Acesso à educação, direitos reprodutivos, empoderamento de mulheres agricultoras e mais diversidade na liderança são algumas das estratégias relacionadas a gênero que podem beneficiar o meio ambiente, com efeitos sobre a quantidade de poluentes lançados na atmosfera ou tornando as comunidades mais resilientes às mudanças climáticas.
Mulheres e meninas estão no topo da vulnerabilidade climática na maior parte do mundo, estando sujeitas a mais catástrofes, como secas e inundações, por exemplo. Além de vulnerabilidades biológicas, fisiológicas, culturais e sociais, elas têm menos acesso a recursos financeiros e à educação de qualidade.

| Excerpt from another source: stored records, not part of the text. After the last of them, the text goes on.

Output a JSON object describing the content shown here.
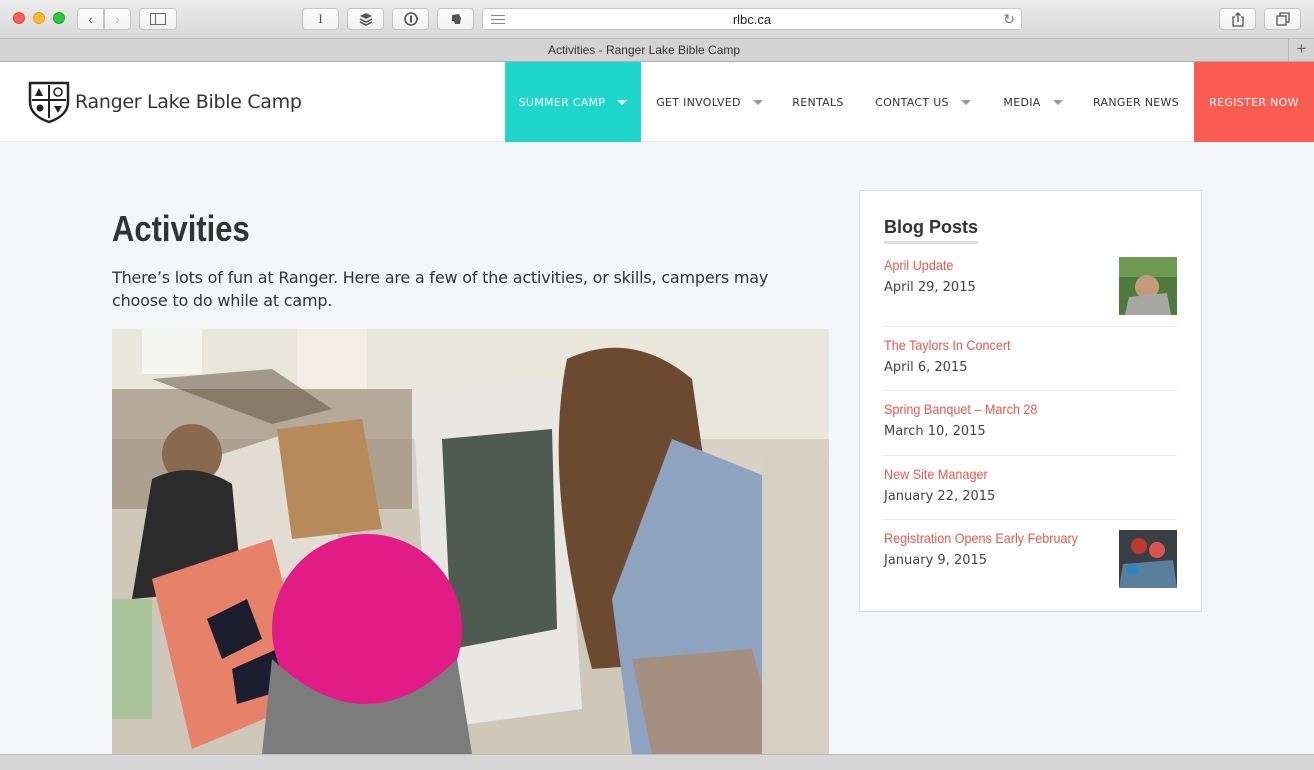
{
  "browser": {
    "url": "rlbc.ca",
    "tab_title": "Activities - Ranger Lake Bible Camp",
    "reader_label": "I"
  },
  "site": {
    "name": "Ranger Lake Bible Camp",
    "nav": [
      {
        "label": "SUMMER CAMP"
      },
      {
        "label": "GET INVOLVED"
      },
      {
        "label": "RENTALS"
      },
      {
        "label": "CONTACT US"
      },
      {
        "label": "MEDIA"
      },
      {
        "label": "RANGER NEWS"
      },
      {
        "label": "REGISTER NOW"
      }
    ],
    "colors": {
      "accent": "#1fd6cc",
      "register": "#fa5c52",
      "link": "#e8574d"
    }
  },
  "main": {
    "title": "Activities",
    "intro": "There’s lots of fun at Ranger. Here are a few of the activities, or skills, campers may choose to do while at camp."
  },
  "sidebar": {
    "title": "Blog Posts",
    "posts": [
      {
        "title": "April Update",
        "date": "April 29, 2015"
      },
      {
        "title": "The Taylors In Concert",
        "date": "April 6, 2015"
      },
      {
        "title": "Spring Banquet – March 28",
        "date": "March 10, 2015"
      },
      {
        "title": "New Site Manager",
        "date": "January 22, 2015"
      },
      {
        "title": "Registration Opens Early February",
        "date": "January 9, 2015"
      }
    ]
  }
}
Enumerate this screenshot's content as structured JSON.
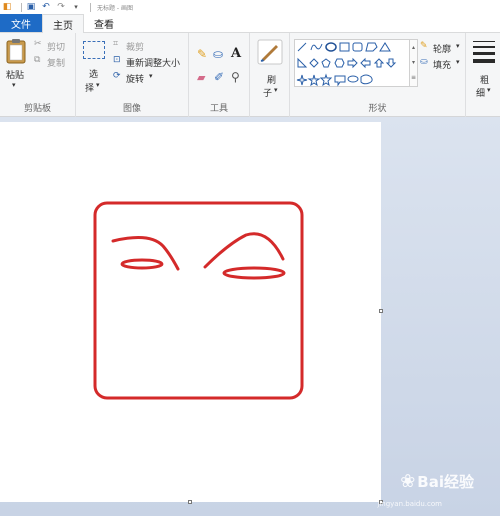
{
  "title_bar": {
    "title": "无标题 - 画图"
  },
  "tabs": {
    "file": "文件",
    "home": "主页",
    "view": "查看"
  },
  "clipboard": {
    "paste": "粘贴",
    "cut": "剪切",
    "copy": "复制",
    "group": "剪贴板"
  },
  "image": {
    "select_1": "选",
    "select_2": "择",
    "crop": "裁剪",
    "resize": "重新调整大小",
    "rotate": "旋转",
    "group": "图像"
  },
  "tools": {
    "text_tool": "A",
    "group": "工具"
  },
  "brushes": {
    "label_1": "刷",
    "label_2": "子"
  },
  "shapes": {
    "outline": "轮廓",
    "fill": "填充",
    "group": "形状"
  },
  "size": {
    "label_1": "粗",
    "label_2": "细"
  },
  "watermark": {
    "brand": "Bai经验",
    "sub": "jingyan.baidu.com"
  },
  "colors": {
    "drawing": "#d42a2a",
    "accent": "#1e6bc6"
  }
}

Mas, mais do que vítimas, elas são parte fundamental da solução deste problema. Por isso, não podem ser excluídas das decisões e ações sociais e políticas relacionadas à emergência climática. Investir em igualdade de gênero (junto a outros marcadores sociais, como raça e classe) é importante como pressuposto para alcançar alternativas aos efeitos do clima para esta e as próximas gerações. Isso porque “os avanços sociais e a vida em sociedade como um todo dependem de um meio ambiente equilibrado. Saber que as desigualdades sociais e a mudança climática são construções humanas que se interconectam é perceber que é nossa responsabilidade reverter esse cenário”, pontua Nara Perobelli, gestora ambiental do Grupo de Trabalho em Gênero e Clima do Observatório do Clima
“A sustentabilidade é insustentável em uma sociedade desigual”
“Por isso, a cada política (pública ou privada) promovida, as ações ambientais e de combate às desigualdades devem caminhar juntas”, defende Nara. Segundo ela, como forma de corrigir privilégios, é preciso sempre questionar “quem”: “por quem ela está sendo escrita, para quem ela serve, quem vai implementar etc.”.
Embora a participação feminina na agenda do clima siga marginalizada, a luta pela estabilização do clima será sempre incompleta sem uma perspectiva baseada em gênero.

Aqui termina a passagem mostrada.